Again Loder turned away.

“Loder—for God's sake—”

With a fierce gesture the other turned on him. “Good heavens! man—” he began. Then unaccountably his voice changed. The suggestion that had been hovering in his mind took sudden and definite shape. “All right!” he said, in a lower voice. “All right! Stay as you are.”

He crossed to where the empty tumbler stood and hastily mixed the whiskey and water; then crossing to the mantel-piece where lay the small glass tube containing the tightly packed tabloids, he paused and glanced once more towards the bed. “How many?” he said, laconically.

Chilcote lifted his head. His face was pitiably drawn, but the feverish brightness in his eyes had increased. “Five,” he said, sharply. “Five. Do you hear, Loder?”

“Five?” Involuntarily Loder lowered the hand that held the tube. From previous confidences of Chilcote's he knew the amount of morphia contained in each tabloid, and realized that five tabloids, if not an absolutely dangerous, was at least an excessive dose, even for one accustomed to the drug. For a moment his resolution failed; then the dominant-note of his nature—the unconscious, fundamental egotism on which his character was based—asserted itself beyond denial. It might be reprehensible, it might even be criminal to accede to such a request, made by a man in such a condition of body and mind; yet the laws of the universe demanded self-assertion—prompted every human mind to desire, to grasp, and to hold. With a perception swifter than any he had experienced, he realized the certain respite to be gained by yielding to his impulse. He looked at Chilcote with his haggard, anxious expression, his eager, restless eyes; and a vision of himself followed sharp upon his glance. A vision of the untiring labor of the past ten days, of the slowly kindling ambition, of the supremacy all but gained. Then, as the picture completed itself, he lifted his hand with an abrupt movement and dropped the five tabloids one after another into the glass.

[ [!-- H2 anchor --] ]

XXV

Having taken a definite step in any direction, it was not in Loder's nature to wish it retraced. His face was set, but set with determination, when he closed the outer door of his own rooms and passed quietly down the stairs and out into the silent court.

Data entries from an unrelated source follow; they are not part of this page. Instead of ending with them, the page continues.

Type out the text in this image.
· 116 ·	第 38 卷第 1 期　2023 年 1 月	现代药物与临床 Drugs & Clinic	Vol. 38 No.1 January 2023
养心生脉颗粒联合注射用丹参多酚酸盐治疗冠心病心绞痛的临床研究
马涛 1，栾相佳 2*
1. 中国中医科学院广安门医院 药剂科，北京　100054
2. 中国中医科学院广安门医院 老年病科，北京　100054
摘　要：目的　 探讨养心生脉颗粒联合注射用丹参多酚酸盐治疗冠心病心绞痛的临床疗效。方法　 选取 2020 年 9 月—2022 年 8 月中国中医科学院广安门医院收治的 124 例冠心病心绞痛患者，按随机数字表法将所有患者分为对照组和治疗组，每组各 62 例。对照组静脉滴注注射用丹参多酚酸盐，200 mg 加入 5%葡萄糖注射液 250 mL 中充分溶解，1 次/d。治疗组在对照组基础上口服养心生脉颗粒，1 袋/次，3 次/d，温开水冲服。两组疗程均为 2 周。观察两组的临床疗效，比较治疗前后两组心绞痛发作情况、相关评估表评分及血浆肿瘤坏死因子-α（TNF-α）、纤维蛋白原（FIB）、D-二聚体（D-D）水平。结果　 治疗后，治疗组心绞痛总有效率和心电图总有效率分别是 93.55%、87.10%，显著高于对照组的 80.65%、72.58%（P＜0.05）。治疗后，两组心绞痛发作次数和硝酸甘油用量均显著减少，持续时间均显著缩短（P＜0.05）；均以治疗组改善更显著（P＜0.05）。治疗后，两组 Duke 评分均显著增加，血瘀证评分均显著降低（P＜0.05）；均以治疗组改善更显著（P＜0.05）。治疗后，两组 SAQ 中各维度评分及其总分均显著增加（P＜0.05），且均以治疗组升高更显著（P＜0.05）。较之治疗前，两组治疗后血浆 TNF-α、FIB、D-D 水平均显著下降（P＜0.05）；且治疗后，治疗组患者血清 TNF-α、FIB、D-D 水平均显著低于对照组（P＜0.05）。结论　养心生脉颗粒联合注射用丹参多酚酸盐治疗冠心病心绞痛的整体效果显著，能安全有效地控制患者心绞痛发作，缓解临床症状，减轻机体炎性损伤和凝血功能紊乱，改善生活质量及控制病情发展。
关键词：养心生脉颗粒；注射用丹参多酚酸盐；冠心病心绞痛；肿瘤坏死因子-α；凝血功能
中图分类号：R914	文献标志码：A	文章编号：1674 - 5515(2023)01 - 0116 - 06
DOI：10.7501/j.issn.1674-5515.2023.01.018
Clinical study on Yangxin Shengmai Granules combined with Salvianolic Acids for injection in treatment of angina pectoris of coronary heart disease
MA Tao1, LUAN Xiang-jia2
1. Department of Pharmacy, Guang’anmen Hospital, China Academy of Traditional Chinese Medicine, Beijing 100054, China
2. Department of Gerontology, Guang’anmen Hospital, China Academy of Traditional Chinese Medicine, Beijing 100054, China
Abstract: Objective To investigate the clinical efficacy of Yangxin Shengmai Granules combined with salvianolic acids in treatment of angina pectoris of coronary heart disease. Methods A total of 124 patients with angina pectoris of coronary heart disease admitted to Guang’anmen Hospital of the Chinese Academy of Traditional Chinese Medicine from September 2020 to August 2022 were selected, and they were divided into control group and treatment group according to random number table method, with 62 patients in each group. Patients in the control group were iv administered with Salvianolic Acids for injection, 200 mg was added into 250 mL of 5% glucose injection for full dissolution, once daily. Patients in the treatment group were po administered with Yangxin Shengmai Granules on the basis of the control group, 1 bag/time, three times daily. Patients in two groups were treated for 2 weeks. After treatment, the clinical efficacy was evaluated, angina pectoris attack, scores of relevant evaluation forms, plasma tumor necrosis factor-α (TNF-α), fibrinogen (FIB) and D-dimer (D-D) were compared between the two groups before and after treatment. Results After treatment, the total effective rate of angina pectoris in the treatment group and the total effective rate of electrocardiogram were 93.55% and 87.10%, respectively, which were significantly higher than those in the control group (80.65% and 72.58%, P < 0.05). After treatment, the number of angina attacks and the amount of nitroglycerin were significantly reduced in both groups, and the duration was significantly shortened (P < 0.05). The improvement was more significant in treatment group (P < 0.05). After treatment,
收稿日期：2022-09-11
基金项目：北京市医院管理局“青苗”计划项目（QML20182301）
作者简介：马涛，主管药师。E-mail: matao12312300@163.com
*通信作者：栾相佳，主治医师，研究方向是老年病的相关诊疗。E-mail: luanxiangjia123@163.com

The thought of Chilcote, his pitiable condition, his sordid environments, were things that required a firm will to drive into the background of the imagination; but a whole inferno of such visions would not have daunted Loder on that morning as, unobserved by any eyes, he left the little court-yard with its grass, its trees, its pavement—all so distastefully familiar—and passed down the Strand towards life and action.

As he walked, his steps increased in speed and vigor. Now, for the first time, he fully appreciated the great mental strain that he had undergone in the past ten days—the unnatural tension; the suppressed, but perpetual, sense of impending recall; the consequently high pressure at which work, and even existence, had been carried on. And as he hurried forward the natural reaction to this state of things came upon him in a flood of security and confidence—a strong realization of the temporary respite and freedom for which no price would have seemed too high. The moment for which he had unconsciously lived ever since Chilcote's first memorable proposition was within reach at last—safeguarded by his own action.